Almost every cell contains zinc and it is essential for the body to function well. Zinc can be found in different food sources and can likewise be drawn from supplements as multi-vitamins or as a single ingredient.

The Benefits of Zinc

Zinc helps in the biochemical processes in the body by stimulating around 100 enzymes. The immune system needs zinc to be healthy. On one hand, zinc is essential in DNA synthesis, aids normal growth as well as development, helps maintain your sense of taste as well as smell and helps in healing wounds. On the other hand, zinc salts aid in fighting pathogens when applied directly.

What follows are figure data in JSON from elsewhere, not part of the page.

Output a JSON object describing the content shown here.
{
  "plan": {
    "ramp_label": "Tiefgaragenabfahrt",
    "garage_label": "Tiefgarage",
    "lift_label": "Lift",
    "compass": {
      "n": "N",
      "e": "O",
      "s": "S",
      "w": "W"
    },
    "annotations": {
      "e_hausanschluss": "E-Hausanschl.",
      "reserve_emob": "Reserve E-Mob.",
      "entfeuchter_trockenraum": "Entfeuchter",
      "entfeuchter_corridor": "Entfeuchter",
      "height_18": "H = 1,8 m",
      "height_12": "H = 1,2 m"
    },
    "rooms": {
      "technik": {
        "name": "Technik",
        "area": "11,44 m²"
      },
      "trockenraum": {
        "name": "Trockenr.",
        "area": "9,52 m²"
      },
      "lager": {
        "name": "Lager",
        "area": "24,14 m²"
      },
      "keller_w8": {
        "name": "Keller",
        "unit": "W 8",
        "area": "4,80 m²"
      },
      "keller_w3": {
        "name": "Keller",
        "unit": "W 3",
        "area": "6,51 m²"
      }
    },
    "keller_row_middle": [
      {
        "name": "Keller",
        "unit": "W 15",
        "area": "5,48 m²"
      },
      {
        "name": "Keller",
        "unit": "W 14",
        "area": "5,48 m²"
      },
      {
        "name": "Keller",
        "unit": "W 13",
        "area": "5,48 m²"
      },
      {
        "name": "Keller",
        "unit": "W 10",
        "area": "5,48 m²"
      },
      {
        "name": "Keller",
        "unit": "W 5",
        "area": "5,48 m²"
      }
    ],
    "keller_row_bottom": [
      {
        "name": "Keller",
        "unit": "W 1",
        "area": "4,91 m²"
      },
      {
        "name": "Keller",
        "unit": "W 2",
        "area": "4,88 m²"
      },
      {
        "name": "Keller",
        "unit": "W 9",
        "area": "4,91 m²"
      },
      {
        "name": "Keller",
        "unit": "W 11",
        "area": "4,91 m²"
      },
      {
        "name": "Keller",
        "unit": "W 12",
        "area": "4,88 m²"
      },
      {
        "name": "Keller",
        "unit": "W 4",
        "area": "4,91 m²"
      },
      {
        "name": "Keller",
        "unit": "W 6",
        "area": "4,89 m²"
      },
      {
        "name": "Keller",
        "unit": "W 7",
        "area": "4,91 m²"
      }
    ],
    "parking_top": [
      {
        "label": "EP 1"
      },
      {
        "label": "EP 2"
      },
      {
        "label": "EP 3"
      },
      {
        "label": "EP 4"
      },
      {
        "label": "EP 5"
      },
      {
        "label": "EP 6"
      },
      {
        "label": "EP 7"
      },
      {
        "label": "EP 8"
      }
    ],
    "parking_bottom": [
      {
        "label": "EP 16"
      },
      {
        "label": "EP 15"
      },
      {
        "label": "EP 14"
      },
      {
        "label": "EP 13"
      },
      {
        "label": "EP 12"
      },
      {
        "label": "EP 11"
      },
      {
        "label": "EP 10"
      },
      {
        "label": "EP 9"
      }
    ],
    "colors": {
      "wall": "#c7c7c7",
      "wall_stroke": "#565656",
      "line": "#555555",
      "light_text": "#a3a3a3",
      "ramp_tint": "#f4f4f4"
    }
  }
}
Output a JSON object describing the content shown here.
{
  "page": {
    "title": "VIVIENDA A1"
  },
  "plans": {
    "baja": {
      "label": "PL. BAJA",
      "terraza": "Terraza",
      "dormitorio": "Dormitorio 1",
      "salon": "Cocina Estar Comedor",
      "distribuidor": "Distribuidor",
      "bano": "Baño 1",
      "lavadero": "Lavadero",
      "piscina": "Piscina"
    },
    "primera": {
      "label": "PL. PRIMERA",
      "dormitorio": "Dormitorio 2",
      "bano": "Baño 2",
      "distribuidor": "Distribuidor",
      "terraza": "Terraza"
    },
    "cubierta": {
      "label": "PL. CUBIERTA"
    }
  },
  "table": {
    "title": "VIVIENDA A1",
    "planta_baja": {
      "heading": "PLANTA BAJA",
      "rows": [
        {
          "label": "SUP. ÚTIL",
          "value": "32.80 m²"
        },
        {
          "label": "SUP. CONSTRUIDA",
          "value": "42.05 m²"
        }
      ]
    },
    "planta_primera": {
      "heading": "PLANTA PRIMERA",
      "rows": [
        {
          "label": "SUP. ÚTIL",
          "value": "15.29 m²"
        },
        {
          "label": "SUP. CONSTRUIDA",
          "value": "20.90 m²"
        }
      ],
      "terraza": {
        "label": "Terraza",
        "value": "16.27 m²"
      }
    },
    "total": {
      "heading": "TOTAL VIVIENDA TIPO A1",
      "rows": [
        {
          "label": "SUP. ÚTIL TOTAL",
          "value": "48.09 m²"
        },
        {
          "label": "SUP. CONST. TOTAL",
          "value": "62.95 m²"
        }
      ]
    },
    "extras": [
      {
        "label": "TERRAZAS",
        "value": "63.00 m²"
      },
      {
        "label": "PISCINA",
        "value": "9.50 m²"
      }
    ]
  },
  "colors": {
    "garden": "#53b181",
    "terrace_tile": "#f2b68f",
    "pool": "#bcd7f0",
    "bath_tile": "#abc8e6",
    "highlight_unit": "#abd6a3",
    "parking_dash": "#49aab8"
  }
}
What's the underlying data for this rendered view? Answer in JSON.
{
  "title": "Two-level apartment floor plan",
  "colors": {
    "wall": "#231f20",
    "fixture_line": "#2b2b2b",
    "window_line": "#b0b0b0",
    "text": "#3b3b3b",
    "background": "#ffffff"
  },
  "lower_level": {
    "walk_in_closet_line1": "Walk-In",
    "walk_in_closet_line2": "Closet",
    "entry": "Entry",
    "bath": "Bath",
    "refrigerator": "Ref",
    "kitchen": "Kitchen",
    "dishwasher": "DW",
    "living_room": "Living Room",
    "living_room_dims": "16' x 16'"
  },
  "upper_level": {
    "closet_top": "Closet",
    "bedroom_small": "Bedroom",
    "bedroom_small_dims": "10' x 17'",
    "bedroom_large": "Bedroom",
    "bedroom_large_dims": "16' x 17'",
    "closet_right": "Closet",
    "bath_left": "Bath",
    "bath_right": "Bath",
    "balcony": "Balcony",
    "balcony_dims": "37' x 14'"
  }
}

Taking in zinc salts likewise aid gastrointestinal infections by stimulating antimicrobial activity in the gastrointestinal tract. Moreover, zinc salt also help kill viruses as well as bacteria by acting as lozenges. However, you need to take note that the application of zinc to fight pathogens without harming tissues is still under study.

Foods Rich in Zinc

Oysters pack in a lot of zinc. Other foods which have zinc though in lesser amounts include beans, whole grains, nuts, pumpkin seeds, sunflower seeds as well as majority of animal proteins. Take note however that the absorption of zinc can be decreased by phytates which a compound present in grain breads, cereals as well as legumes.

Recommended Dosage of Zinc

The recommended dosage for fit individuals differs according to age groups as stated in the RDA or Recommended Dietary Allowance. Infants who are 6 months old and below should get 2 milligrams of zinc daily. Babies and toddlers who are 7 months to 3 years of age should get 3 milligrams of zinc a day; children who are 4 to 8 years old should get 5 milligrams and those who are 9 to 13 years should have 8 milligrams.

Males who are 14 years and older, should get 11 milligrams of zinc while females should have 9 milligrams a day. Pregnant as well as lactating women may need higher dosages of zinc. The Recommended Dietary allowance for pregnant women who are 14 to 18 years old is 13 milligrams and those who are 19 and up should get 11 milligrams. Lactating women who are ages 14 to 18 should get 14 milligrams and lactating women ages 19 and up should have 12 milligrams daily.

Zinc Deficiency

Deficiency in zinc can lead to wasting of body tissues, eye malfunction, poor eyesight, smell as well as taste, diarrhea, hair loss, skin lesions and can even lead to death. Congenital conditions may likewise result in Acrodermatitis enteropathica.